Nagrodę, wynoszącą 10 milionów koron szwedzkich, czyli milion 300 tysięcy dolarów, przyznał Centralny Bank Szwecji.
Jury nagrody oświadczyło w uzasadnieniu, że badania nagrodzonych uczonych dały ekonomistom nowe narzędzia, pozwalające zmniejszyć ryzyko poprzez dokładniejszą analizę takich wskaźników, jak wzrost gospodarczy, ceny czy stopy procentowe. Robert Engle pracuje w New York University, a Clive Granger na uniwersytecie stanu Kalifornia w San Diego.

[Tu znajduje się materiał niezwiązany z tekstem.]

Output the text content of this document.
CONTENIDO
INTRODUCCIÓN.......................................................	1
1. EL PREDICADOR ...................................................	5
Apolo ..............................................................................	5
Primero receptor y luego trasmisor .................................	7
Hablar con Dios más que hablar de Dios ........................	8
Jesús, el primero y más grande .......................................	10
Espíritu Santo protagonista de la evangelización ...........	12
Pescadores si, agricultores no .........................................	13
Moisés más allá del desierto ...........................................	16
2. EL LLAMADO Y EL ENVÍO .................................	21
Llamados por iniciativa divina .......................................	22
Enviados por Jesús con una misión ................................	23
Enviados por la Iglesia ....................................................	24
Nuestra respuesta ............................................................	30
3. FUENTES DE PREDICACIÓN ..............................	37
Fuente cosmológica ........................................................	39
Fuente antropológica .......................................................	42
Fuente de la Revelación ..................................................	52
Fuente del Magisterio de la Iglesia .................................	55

Profesor Aleksander Welffe z Uniwersytetu Łódzkiego i Szkoły Głównej Handlowej, uczeń obu naukowców, powiedział, że prowadzone przez nich badania otworzyły zupełnie nowy obszar badawczy, na tyle nowy, że w zasadzie wykształciła się nowa gałąź ekonometrii, zwana kointegracją.
Profesor Welffe powiedział, że dzięki metodom obu naukowców
można w sposób bardziej precyzyjny odpowiedzieć na pytanie, jakie są zależności przyczynowo-skutkowe w gospodarce narodowej, jak również na szczeblu przedsiębiorstw. To daje znacznie większą pewność, jeśli chodzi o wnioskowanie statystyczne dotyczące tych współzależności - dodał profesor.
Robert Engle był w zeszłym roku w Polsce - brał udział w konferencji "Makromodels", którą organizował między innymi profesor Aleksander Welffe.